Он стал рыться в ящике стола. "Была фотография, мы с ним в нашем дворе. Я на ней вышел призраком, сказал ему: я тут как призрак. А он: а я как
аhгент, преследующий призрака. Нет, не найти. Зато смотрите,- он вытащил старую афишку,- я вам покажу, как он свои лекции тут называл. "Природа и политическая наука: Гельвеций и Гольбах"; "Политическая свобода и этический императив: Кант и Руссо"; "Либерализм и романтизм: Фихте и права человека"; "Индивидуальная свобода и ход истории: Гердер и Гегель"; "Организация общества и золотой век: Сен-Симон и его ученики"; "Контрреволюция: Местр и начатки фашизма". А все вместе - "Подъем современных политических идей в век романтизма, 1760-1830". Красиво, да? Но - по-аристотелевски: последовательно, логично, приведено к виду, удобному для употребления. Это потому что он воли себе не давал - музыку заказывали американцы, и она должна была быть поп: короткие, всем понятные заголовки, пусть несколько и примитивнее самой мысли. Он, между прочим, это любил, ему нравилось, когда заказ, это его дисциплинировало и удобно связывало - в общем, облегчало дело. Представляете, как бы эти лекции звучали у Сократа - ну рассказал бы про всех от Гельвеция до Местра, а у кого политическая наука и у кого организация общества, не очень бы озаботился определять. И Исайя со мной и с ней,- он показал на Визму,- так, не озабочиваясь, и говорил. Со мной и с ней - не говоря уж, думаю, о каких-нибудь Остине и Хемпшире. Но для Америки все должно было быть точно и прочно: так-то и то-то - и точка, без разночтений, без многоточий.

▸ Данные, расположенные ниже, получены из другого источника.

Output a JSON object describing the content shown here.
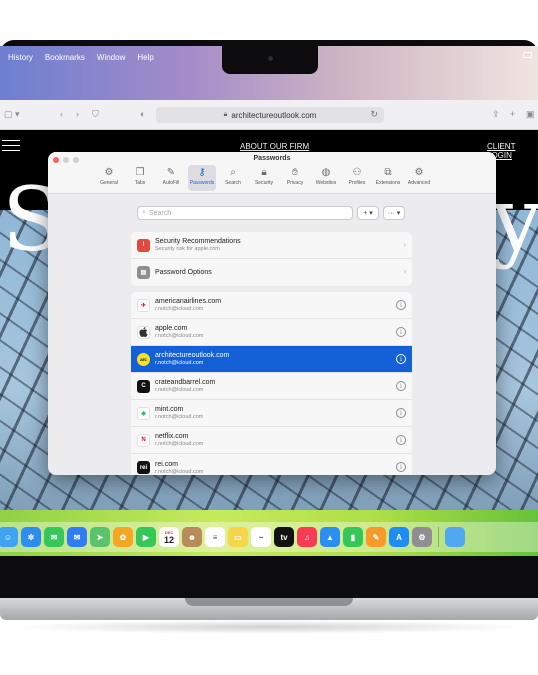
{
  "menubar": {
    "items": [
      "History",
      "Bookmarks",
      "Window",
      "Help"
    ]
  },
  "safari": {
    "url": "architectureoutlook.com"
  },
  "website": {
    "nav_left": "ABOUT OUR FIRM",
    "nav_right": "CLIENT LOGIN",
    "hero_letters": [
      "S",
      "y"
    ]
  },
  "passwords_window": {
    "title": "Passwords",
    "tabs": [
      {
        "label": "General",
        "icon": "gear-icon",
        "glyph": "⚙"
      },
      {
        "label": "Tabs",
        "icon": "tabs-icon",
        "glyph": "❐"
      },
      {
        "label": "AutoFill",
        "icon": "autofill-icon",
        "glyph": "✎"
      },
      {
        "label": "Passwords",
        "icon": "key-icon",
        "glyph": "⚷",
        "active": true
      },
      {
        "label": "Search",
        "icon": "search-icon",
        "glyph": "⌕"
      },
      {
        "label": "Security",
        "icon": "lock-icon",
        "glyph": "🔒︎"
      },
      {
        "label": "Privacy",
        "icon": "hand-icon",
        "glyph": "✋︎"
      },
      {
        "label": "Websites",
        "icon": "globe-icon",
        "glyph": "◍"
      },
      {
        "label": "Profiles",
        "icon": "person-icon",
        "glyph": "⚇"
      },
      {
        "label": "Extensions",
        "icon": "puzzle-icon",
        "glyph": "⧉"
      },
      {
        "label": "Advanced",
        "icon": "gears-icon",
        "glyph": "⚙"
      }
    ],
    "search_placeholder": "Search",
    "add_button": "+ ▾",
    "more_button": "··· ▾",
    "top_group": [
      {
        "title": "Security Recommendations",
        "subtitle": "Security risk for apple.com",
        "icon": "warning-icon",
        "color": "#e5483d"
      },
      {
        "title": "Password Options",
        "subtitle": "",
        "icon": "options-icon",
        "color": "#8e8e93"
      }
    ],
    "accounts": [
      {
        "site": "americanairlines.com",
        "user": "r.notch@icloud.com",
        "avatar": "aa-logo",
        "avatar_text": "✈",
        "color": "#ffffff",
        "text_color": "#c8102e"
      },
      {
        "site": "apple.com",
        "user": "r.notch@icloud.com",
        "avatar": "apple-logo",
        "avatar_text": "",
        "color": "#ffffff",
        "text_color": "#333333"
      },
      {
        "site": "architectureoutlook.com",
        "user": "r.notch@icloud.com",
        "avatar": "arc-logo",
        "avatar_text": "arc",
        "color": "#f5e12a",
        "text_color": "#111111",
        "selected": true
      },
      {
        "site": "crateandbarrel.com",
        "user": "r.notch@icloud.com",
        "avatar": "crate-logo",
        "avatar_text": "C",
        "color": "#111111",
        "text_color": "#ffffff"
      },
      {
        "site": "mint.com",
        "user": "r.notch@icloud.com",
        "avatar": "mint-logo",
        "avatar_text": "◆",
        "color": "#ffffff",
        "text_color": "#2bbf6a"
      },
      {
        "site": "netflix.com",
        "user": "r.notch@icloud.com",
        "avatar": "netflix-logo",
        "avatar_text": "N",
        "color": "#ffffff",
        "text_color": "#e50914"
      },
      {
        "site": "rei.com",
        "user": "r.notch@icloud.com",
        "avatar": "rei-logo",
        "avatar_text": "rei",
        "color": "#111111",
        "text_color": "#ffffff"
      }
    ]
  },
  "dock": {
    "calendar_month": "DEC",
    "calendar_day": "12",
    "apps": [
      {
        "name": "finder",
        "color": "#3fa2f2",
        "glyph": "☺"
      },
      {
        "name": "safari",
        "color": "#2d8cf0",
        "glyph": "✲"
      },
      {
        "name": "messages",
        "color": "#35c759",
        "glyph": "✉"
      },
      {
        "name": "mail",
        "color": "#2f7cf6",
        "glyph": "✉"
      },
      {
        "name": "maps",
        "color": "#5ac36b",
        "glyph": "➤"
      },
      {
        "name": "photos",
        "color": "#f6a623",
        "glyph": "✿"
      },
      {
        "name": "facetime",
        "color": "#36c759",
        "glyph": "▶"
      },
      {
        "name": "calendar",
        "color": "#ffffff",
        "glyph": ""
      },
      {
        "name": "contacts",
        "color": "#b98a5a",
        "glyph": "☻"
      },
      {
        "name": "reminders",
        "color": "#ffffff",
        "glyph": "≡"
      },
      {
        "name": "notes",
        "color": "#f7d54a",
        "glyph": "▭"
      },
      {
        "name": "freeform",
        "color": "#ffffff",
        "glyph": "~"
      },
      {
        "name": "appletv",
        "color": "#111111",
        "glyph": "tv"
      },
      {
        "name": "music",
        "color": "#fa3a52",
        "glyph": "♫"
      },
      {
        "name": "keynote",
        "color": "#2b8ef2",
        "glyph": "▲"
      },
      {
        "name": "numbers",
        "color": "#36c759",
        "glyph": "▮"
      },
      {
        "name": "pages",
        "color": "#f79a2a",
        "glyph": "✎"
      },
      {
        "name": "appstore",
        "color": "#1d8cf4",
        "glyph": "A"
      },
      {
        "name": "settings",
        "color": "#8e8e93",
        "glyph": "⚙"
      }
    ]
  }
}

Для Америки, но и от Америки исходящее: потому что, так говоря, нельзя не начать так думать".
"Послушайте,- говорил Драго, уже непонятно, пересказывая свои разговоры с Берлином или непосредственно мне,- людям ведь необходимо чувствовать себя в истории, не только европейцам, а всем - не обязательно в истории страны или нации, но в истории семьи, дома, сада, мебели, хутора, пейзажа - обязательно. Всем, кроме каких-нибудь лесных народцев в Африке. И - американцев. Раз-два продал дом, выставил вещички на ярд-сейл, остальные упаковал, сел в грузовичок - и фьють за три тыщи миль. Постоянно ломают здания, сносят целые районы, тут же строят на их месте новые. Потому что если не менять, то сразу начинают тухнуть. Потому что не знают, как жить, чтобы и не менять, и не тухнуть. Они историю готовы при любой возможности разрывать и разрывают, у них к этому охота, они этим даже дорожат. Первая реакция - чуть не восторг, по себе знаю: я вне истории, вот она, свобода! А потом: какая же свобода, если вне, это же просто тюрьма наоборот, камера-одиночка наоборот. Ты будь свободен внутри истории, опутанный всеми ее силками, а не упрощай дело искусственно. Берлин возражал: "Вы не учитываете страх. Это же страшно - быть нигде, это же требует невероятного мужества". Возражал, но сам-то, как все мы грешные, хотел знать, в какой точке циферблата каждую минуту находится. Только отшучивался: "Да не приставайте вы к ним. Хотят жить отвязано, пусть живут. Они не вы". А я наседал: "Нет, они - я! Все - я, и никаких таких других людей, которые не как я, не существует в природе. Я - не Драго, а одна скольки-то-там-ардная частица человечества. Но человечество - такое, только такое! Плюрализм Драг - таких как я, таких как вы, как Тито, как Сталин, как буфетчица Марь-Иванна из рижского Дома дружбы народов и ее дочка парикмахерша Тася, как тот хорват и тот вохровец, которого я приделал, в общем, как все мы человеки - а не как какие-то особые американцы, которым, видите ли, не присуще чувство истории"."Ну хоть африканским пигмеям,- подтрунивал он,- уж позвольте быть не как вы, уж уступите"".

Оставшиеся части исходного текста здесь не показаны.